The with
block doesn't exist as a separate code object, so no. See this similar question. In that case, the questioner was trying to do the reverse (access the context manager from inside the code block), but as this answer explains, the with
block is not a separate scope, so it doesn't really have any separate status.

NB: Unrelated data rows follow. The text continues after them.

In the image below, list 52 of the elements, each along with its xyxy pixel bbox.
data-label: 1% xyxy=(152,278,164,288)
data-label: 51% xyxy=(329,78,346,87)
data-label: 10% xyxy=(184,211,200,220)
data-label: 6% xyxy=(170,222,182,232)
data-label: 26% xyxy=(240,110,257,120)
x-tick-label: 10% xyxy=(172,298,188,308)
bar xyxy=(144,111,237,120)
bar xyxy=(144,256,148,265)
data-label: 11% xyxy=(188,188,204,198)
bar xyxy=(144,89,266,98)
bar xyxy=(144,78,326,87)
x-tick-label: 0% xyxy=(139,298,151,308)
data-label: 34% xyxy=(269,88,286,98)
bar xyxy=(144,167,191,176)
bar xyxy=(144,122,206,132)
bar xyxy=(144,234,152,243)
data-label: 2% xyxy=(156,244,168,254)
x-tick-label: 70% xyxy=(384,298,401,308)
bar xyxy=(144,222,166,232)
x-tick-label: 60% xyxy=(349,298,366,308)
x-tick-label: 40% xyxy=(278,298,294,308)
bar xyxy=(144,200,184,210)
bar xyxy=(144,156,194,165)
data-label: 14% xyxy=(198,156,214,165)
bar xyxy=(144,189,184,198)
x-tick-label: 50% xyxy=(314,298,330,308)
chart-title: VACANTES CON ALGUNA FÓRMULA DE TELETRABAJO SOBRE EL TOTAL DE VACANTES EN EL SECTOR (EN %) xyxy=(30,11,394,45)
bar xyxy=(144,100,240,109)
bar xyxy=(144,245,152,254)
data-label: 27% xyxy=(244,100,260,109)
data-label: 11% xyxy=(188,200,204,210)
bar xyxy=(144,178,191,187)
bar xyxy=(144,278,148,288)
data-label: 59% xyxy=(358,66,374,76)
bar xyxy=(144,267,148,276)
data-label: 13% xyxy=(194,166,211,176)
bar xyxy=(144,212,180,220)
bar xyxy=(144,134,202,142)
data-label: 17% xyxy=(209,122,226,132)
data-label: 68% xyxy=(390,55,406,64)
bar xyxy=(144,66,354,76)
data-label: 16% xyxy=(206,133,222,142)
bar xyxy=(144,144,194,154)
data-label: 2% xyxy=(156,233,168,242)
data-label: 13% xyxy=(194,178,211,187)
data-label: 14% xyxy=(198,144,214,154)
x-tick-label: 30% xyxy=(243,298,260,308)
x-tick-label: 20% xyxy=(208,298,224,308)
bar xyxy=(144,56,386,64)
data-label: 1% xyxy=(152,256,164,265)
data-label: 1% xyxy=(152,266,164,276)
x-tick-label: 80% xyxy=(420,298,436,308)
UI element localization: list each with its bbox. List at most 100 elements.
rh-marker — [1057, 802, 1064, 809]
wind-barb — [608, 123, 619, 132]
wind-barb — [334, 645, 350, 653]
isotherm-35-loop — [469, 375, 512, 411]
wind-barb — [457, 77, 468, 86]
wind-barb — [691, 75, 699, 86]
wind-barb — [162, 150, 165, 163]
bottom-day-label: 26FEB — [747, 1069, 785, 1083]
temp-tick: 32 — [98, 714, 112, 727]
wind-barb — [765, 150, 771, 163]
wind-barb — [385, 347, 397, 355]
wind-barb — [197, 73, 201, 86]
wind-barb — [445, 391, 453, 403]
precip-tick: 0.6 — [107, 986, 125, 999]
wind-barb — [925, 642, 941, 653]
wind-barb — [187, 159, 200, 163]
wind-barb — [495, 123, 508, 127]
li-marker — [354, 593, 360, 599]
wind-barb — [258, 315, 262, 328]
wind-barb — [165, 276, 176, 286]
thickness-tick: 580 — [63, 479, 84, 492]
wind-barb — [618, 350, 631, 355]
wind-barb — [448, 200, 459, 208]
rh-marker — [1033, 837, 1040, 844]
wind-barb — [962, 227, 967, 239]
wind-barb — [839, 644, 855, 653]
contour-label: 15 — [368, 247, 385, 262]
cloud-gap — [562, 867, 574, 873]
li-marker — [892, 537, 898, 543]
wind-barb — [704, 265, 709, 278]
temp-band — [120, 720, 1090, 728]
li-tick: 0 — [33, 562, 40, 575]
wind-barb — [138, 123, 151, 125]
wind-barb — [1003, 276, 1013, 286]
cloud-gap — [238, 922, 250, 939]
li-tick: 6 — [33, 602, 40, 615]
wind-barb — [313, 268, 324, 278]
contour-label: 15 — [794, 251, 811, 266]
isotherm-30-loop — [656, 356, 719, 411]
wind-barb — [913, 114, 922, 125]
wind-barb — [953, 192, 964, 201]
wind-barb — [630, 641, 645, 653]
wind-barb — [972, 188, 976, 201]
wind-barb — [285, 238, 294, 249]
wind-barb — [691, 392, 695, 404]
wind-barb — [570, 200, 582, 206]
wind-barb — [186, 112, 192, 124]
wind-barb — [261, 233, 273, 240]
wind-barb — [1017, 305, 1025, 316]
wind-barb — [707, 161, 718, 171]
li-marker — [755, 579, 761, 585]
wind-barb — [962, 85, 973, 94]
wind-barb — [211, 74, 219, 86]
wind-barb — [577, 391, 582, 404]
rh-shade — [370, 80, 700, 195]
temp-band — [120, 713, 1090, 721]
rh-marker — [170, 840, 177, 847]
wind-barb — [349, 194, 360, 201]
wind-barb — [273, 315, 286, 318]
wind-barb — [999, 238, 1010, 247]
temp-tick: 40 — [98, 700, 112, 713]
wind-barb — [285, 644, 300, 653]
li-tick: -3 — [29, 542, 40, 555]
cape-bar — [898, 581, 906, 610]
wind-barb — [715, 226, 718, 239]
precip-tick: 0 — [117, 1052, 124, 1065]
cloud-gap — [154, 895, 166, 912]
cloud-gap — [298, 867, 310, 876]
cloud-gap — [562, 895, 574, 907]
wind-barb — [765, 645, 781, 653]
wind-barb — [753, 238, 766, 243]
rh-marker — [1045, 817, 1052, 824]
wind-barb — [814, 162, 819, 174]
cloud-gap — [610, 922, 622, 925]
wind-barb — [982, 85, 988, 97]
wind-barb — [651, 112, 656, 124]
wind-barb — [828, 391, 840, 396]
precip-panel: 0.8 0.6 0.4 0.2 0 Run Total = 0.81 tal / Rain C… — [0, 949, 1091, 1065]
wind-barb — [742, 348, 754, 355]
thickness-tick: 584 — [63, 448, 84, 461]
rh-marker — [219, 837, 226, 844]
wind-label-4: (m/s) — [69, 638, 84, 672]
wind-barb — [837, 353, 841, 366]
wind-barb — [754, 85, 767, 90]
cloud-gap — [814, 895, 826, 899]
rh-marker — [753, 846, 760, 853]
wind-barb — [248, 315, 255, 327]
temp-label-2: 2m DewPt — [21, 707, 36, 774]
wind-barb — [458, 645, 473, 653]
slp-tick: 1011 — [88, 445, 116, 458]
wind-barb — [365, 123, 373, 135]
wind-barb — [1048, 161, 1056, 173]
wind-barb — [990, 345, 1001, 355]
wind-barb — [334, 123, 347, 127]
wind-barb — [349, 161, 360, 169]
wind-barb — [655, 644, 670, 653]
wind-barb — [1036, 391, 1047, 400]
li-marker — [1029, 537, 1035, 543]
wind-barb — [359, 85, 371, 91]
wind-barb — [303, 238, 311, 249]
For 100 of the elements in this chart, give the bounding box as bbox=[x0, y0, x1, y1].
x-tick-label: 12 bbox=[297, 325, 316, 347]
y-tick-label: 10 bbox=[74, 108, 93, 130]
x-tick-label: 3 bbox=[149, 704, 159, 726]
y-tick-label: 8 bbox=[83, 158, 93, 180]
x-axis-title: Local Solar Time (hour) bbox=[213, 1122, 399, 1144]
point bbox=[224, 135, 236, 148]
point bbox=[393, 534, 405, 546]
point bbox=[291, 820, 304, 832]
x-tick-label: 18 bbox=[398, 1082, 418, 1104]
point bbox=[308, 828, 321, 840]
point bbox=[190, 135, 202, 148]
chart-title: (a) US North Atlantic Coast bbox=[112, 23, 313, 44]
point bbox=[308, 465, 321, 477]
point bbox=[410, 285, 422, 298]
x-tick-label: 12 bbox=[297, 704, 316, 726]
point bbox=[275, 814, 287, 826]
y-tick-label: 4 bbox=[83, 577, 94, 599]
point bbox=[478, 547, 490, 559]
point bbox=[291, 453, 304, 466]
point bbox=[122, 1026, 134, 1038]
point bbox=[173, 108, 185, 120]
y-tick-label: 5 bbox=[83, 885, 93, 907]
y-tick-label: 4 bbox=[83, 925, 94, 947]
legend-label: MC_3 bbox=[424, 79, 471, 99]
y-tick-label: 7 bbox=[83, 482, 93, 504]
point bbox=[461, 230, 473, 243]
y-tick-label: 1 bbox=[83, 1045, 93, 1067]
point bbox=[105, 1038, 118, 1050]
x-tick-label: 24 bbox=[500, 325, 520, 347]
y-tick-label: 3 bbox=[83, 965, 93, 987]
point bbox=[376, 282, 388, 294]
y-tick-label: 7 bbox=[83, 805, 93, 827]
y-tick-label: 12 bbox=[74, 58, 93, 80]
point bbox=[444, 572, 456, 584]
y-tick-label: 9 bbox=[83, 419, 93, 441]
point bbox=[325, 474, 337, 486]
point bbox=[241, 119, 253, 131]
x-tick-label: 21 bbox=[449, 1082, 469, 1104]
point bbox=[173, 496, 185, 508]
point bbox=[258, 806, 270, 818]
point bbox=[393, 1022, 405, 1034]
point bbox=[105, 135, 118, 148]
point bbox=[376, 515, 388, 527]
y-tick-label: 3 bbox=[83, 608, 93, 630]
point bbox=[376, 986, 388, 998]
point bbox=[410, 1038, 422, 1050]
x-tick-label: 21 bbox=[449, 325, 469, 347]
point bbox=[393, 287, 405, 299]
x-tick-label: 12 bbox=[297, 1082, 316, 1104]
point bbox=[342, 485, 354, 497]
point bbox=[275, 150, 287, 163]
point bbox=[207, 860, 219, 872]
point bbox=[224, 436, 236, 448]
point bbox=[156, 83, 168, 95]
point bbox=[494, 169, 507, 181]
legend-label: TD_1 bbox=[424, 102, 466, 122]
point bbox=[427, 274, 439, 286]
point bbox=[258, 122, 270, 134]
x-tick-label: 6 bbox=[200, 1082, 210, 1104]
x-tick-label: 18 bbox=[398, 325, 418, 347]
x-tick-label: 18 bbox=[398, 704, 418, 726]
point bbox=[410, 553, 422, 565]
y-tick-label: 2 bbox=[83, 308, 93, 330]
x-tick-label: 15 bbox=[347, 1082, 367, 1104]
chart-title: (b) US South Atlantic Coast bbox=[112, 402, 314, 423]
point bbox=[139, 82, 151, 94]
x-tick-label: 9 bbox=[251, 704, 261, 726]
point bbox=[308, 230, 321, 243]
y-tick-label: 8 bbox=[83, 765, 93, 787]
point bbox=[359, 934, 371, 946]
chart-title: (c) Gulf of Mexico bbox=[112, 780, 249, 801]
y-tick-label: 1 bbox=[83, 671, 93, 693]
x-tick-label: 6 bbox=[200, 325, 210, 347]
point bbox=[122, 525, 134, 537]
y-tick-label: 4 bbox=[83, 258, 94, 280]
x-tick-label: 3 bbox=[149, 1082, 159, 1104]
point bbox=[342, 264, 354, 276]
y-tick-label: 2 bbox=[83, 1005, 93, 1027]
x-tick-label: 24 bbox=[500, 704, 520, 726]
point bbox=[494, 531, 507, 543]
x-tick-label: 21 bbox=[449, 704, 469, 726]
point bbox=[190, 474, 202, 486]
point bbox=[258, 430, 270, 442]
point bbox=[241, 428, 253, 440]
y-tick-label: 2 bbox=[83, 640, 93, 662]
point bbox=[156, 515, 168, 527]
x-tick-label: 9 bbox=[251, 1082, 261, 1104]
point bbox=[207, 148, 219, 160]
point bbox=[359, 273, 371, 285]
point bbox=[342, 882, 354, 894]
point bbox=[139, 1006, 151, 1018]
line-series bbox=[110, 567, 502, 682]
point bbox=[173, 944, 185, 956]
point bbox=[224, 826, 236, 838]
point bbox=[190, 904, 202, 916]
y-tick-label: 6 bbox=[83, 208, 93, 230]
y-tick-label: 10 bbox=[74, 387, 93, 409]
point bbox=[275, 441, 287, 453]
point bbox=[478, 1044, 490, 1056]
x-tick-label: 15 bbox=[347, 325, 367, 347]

You can see this with an example:
import contextlib
import dis
@contextlib.contextmanager
def silly():
yield
def foo():
print "Hello"
with silly():
print "Inside"
print "Goodbye"
and then
>>> dis.dis(foo.__code__)
2 0 LOAD_CONST 1 (u'Hello')
3 PRINT_ITEM
4 PRINT_NEWLINE
3 5 LOAD_GLOBAL 0 (silly)
8 CALL_FUNCTION 0
11 SETUP_WITH 10 (to 24)
14 POP_TOP
4 15 LOAD_CONST 2 (u'Inside')
18 PRINT_ITEM
19 PRINT_NEWLINE
20 POP_BLOCK
21 LOAD_CONST 0 (None)
>> 24 WITH_CLEANUP
25 END_FINALLY
5 26 LOAD_CONST 3 (u'Goodbye')
29 PRINT_ITEM
30 PRINT_NEWLINE
31 LOAD_CONST 0 (None)
34 RETURN_VALUE
You can see that the with
block's code is just inside the function's code object along with everything else. It doesn't exist as a separate code object and isn't distinguished from the rest of the function's code. You can't get it out in any sane way (by which I mean, without hacking the bytecode).